As the Zanders point out in their book, it’s important to practice “lightening up” every now and then. Not only will this have a positive effect on you, it will also have a positive effect on others around you. The Zanders state:
Humor and laughter are perhaps the best way we can “get over ourselves.” Humor can bring us together around our inescapable foibles, confusions, and miscommunications, and especially over the ways in which we find ourselves acting entitled and demanding, or putting other people down, or flying at each other’s throats.
Reflecting on this reminds me of an example of how Rule #6 has worked for me and my resilience. A former colleague of mine always had a good joke to tell and his delivery was always worthy of a professional comedian. So, if I found myself having a particularly stressful day at work, I would walk by his office and ask him if he had any good jokes to tell me.
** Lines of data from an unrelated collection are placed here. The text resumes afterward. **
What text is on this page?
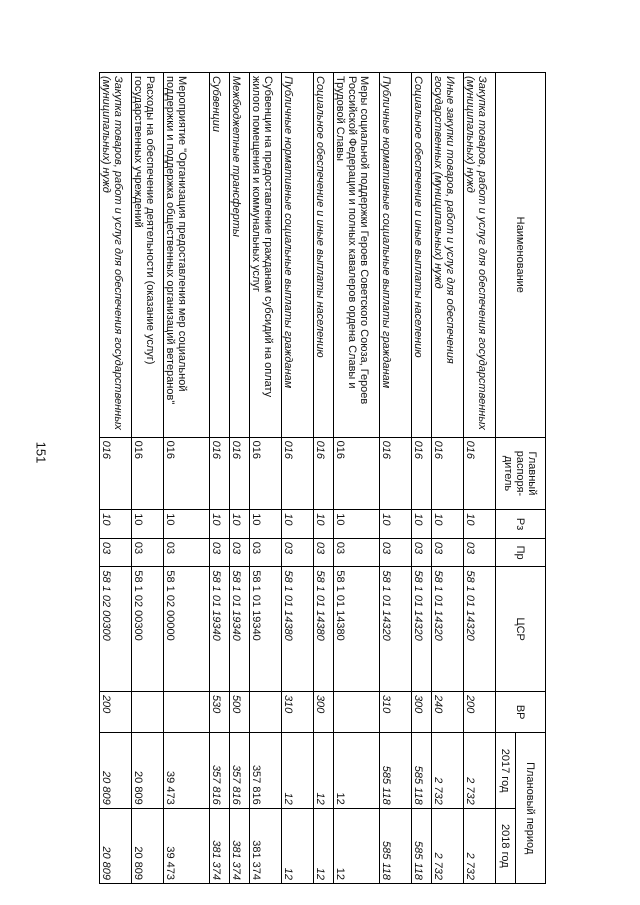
151
Наименование	Главный распоря-дитель	Рз	Пр	ЦСР	ВР	Плановый период	
						2017 год	2018 год
Закупка товаров, работ и услуг для обеспечения государственных (муниципальных) нужд	016	10	03	58 1 01 14320	200	2 732	2 732
Иные закупки товаров, работ и услуг для обеспечения государственных (муниципальных) нужд	016	10	03	58 1 01 14320	240	2 732	2 732
Социальное обеспечение и иные выплаты населению	016	10	03	58 1 01 14320	300	585 118	585 118
Публичные нормативные социальные выплаты гражданам	016	10	03	58 1 01 14320	310	585 118	585 118
Меры социальной поддержки Героев Советского Союза, Героев Российской Федерации и полных кавалеров ордена Славы и Трудовой Славы	016	10	03	58 1 01 14380		12	12
Социальное обеспечение и иные выплаты населению	016	10	03	58 1 01 14380	300	12	12
Публичные нормативные социальные выплаты гражданам	016	10	03	58 1 01 14380	310	12	12
Субвенции на предоставление гражданам субсидий на оплату жилого помещения и коммунальных услуг	016	10	03	58 1 01 19340		357 816	381 374
Межбюджетные трансферты	016	10	03	58 1 01 19340	500	357 816	381 374
Субвенции	016	10	03	58 1 01 19340	530	357 816	381 374
Мероприятие "Организация предоставления мер социальной поддержки и поддержка общественных организаций ветеранов"	016	10	03	58 1 02 00000		39 473	39 473
Расходы на обеспечение деятельности (оказание услуг) государственных учреждений	016	10	03	58 1 02 00300		20 809	20 809
Закупка товаров, работ и услуг для обеспечения государственных (муниципальных) нужд	016	10	03	58 1 02 00300	200	20 809	20 809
Despite his usual protests that he did not, he would eventually lay one on me that would have me in stitches. The laughing instantly evaporated the stress that had been building up, and I would head back to my office feeling renewed. Even though I am no longer working at the office today, thinking back on these experiences alone brings a sense of lightness to me as I write this article.
There is absolutely no doubt in my mind that not always taking ourselves so damn seriously plays an important role in developing our resilience. Humour helps to lighten our mood and connects us with others. So, if you find the need to just get over yourself, take a moment, breathe and then go find someone to tell you a good joke, find some good jokes on the internet, or watch a comedy on TV. Sometimes what you really need is to just laugh it off – this little act of relief will give your resilience a good boost when you need it.